Sempre nel corso del Seicento riprendeva a vivere anche il vecchio centro di Carbonara, di fatto mai definitivamente abbandonato, grazie alla presenza stabile di famiglie pastorali provenienti dai centri di Sinnai e di Settimo. Un nuovo impulso al ripopolamento di questo territorio veniva dato, inoltre, dalla concessione da parte del regio Fisco a certi Antonio Lecca e Asore Zapata, mercanti di Cagliari, di poter coltivare lo sfruttamento dei banchi di corallo esistenti nel mare di Carbonara.

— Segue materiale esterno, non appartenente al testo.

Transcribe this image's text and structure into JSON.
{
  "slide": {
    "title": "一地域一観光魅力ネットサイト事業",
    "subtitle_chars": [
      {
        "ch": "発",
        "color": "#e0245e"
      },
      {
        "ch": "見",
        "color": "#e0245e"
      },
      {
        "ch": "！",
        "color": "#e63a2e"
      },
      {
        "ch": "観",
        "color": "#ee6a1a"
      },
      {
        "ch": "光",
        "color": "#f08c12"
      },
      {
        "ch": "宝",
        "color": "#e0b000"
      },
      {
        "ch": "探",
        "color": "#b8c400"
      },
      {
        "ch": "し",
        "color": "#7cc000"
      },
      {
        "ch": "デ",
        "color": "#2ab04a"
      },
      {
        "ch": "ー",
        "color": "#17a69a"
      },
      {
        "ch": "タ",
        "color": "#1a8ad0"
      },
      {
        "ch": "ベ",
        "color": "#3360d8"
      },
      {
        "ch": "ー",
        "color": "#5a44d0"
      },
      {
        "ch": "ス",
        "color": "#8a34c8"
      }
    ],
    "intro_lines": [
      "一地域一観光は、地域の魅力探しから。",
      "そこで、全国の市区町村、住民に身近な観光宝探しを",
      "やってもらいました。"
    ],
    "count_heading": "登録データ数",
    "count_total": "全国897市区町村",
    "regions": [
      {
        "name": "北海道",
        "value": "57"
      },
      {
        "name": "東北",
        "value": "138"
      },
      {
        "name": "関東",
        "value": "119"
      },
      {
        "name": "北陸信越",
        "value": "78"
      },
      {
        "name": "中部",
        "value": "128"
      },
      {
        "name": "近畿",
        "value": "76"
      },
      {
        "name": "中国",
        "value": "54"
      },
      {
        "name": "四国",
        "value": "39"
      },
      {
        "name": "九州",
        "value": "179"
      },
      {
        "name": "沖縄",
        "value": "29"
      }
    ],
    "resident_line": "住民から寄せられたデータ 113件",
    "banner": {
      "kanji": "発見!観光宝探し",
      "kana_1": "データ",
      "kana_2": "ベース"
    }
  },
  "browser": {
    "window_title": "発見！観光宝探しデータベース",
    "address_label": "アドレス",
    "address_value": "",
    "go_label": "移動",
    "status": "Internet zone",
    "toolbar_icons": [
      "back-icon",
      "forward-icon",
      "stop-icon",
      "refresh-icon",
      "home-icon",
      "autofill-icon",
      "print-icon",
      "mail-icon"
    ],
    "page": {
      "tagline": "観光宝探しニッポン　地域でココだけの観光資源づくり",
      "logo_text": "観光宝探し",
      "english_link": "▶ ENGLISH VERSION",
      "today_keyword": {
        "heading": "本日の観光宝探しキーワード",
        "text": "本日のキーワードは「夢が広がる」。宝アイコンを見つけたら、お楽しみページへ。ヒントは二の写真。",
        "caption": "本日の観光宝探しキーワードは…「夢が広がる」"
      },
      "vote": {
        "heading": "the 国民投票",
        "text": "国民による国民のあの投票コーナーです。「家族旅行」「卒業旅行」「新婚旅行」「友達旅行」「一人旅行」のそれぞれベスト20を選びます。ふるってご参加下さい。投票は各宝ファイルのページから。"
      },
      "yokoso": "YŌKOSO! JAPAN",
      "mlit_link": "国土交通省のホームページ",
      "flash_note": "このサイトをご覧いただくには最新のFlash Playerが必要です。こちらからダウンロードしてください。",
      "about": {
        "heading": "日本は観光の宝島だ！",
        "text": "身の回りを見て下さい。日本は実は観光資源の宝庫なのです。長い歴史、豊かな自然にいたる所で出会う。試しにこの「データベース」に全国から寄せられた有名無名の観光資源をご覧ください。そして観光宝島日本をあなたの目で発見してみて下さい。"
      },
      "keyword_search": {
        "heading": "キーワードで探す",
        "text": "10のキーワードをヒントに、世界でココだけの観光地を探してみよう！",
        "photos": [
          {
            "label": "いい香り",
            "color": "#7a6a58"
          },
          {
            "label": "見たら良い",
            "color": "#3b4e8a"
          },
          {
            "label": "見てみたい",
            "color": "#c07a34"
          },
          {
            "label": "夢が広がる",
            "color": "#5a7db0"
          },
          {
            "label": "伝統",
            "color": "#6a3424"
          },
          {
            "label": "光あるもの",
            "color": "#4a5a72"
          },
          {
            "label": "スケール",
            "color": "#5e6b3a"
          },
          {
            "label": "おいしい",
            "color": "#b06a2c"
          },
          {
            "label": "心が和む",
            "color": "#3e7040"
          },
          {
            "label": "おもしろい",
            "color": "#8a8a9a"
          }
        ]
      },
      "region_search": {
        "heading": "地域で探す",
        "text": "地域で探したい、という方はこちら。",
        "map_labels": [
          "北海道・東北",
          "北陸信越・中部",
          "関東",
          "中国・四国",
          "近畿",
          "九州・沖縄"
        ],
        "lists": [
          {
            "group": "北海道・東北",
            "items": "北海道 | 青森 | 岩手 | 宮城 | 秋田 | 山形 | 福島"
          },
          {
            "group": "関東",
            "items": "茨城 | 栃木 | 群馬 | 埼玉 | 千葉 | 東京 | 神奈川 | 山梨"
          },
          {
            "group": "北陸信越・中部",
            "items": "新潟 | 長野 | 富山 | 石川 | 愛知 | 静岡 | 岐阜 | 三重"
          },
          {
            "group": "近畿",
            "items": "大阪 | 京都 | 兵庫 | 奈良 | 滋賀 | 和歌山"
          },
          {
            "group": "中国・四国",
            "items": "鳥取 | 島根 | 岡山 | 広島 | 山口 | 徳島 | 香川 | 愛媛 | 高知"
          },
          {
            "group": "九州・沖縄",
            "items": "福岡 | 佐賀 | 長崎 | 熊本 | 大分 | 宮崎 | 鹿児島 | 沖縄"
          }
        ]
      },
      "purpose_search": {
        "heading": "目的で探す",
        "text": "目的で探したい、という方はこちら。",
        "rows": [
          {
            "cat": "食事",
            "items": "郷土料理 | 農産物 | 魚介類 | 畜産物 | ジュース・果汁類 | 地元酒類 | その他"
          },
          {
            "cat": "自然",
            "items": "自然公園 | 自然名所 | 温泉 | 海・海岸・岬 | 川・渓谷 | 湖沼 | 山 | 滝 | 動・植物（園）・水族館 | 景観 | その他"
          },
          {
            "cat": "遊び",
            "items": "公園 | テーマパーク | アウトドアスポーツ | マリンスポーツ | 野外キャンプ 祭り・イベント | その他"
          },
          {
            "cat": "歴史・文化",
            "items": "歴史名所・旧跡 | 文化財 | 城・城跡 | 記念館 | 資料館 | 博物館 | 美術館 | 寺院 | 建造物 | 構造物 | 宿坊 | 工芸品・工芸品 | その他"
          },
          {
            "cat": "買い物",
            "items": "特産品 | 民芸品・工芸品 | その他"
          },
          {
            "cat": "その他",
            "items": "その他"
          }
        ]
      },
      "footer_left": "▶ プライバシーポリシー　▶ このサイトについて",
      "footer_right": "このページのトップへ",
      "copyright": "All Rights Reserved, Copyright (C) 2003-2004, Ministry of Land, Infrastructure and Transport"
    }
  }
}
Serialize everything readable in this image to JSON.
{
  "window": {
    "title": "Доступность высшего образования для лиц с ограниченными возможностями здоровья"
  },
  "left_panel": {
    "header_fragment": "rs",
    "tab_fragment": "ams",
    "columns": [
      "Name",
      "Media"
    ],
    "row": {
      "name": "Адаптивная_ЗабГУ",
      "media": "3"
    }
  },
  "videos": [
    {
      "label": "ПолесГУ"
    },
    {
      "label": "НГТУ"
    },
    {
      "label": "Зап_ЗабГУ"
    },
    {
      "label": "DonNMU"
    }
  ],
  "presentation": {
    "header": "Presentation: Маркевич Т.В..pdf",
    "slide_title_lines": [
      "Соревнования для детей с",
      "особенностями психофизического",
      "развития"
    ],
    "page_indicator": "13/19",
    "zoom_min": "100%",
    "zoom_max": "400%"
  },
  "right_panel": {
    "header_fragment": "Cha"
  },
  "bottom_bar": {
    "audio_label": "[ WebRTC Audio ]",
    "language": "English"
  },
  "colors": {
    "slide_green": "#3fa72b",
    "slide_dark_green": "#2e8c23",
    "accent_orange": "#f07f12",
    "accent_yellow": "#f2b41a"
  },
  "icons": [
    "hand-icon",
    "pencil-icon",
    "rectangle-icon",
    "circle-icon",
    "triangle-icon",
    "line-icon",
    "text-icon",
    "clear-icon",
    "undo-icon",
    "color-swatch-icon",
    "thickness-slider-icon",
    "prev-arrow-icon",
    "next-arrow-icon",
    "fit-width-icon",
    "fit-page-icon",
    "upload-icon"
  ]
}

Questi avrebbero dovuto provvedere alla costruzione di una torre e di edifici necessari alla custodia delle attrezzature e del corallo raccolto, onde evitare danneggiamenti e furti e perdite all’erario regio.
Sempre in questo periodo risalgono anche le prime concessioni per la ricerca mineraria e la coltivazione delle miniere di argento e di ferro nel territorio del Sarrabus e del Gerrei.
L’irreversibile declinio della Corona spagnola, con il conseguente allentamento del controllo del potere centrale sui possedimenti periferici, quali il Regno di
Sardegna, indebolendo allo stesso tempo il peso politico della feudalità, favorisce, all’interno del mondo delle campagne, l’emersione del ceto dei principales, ricchi armentari proprietari anche del bestiame da utilizzare nei lavori agricoli, dal cui numero dipendeva l’estensione di terra annualmente coltivata, e quindi il livello di ricchezza controllabile.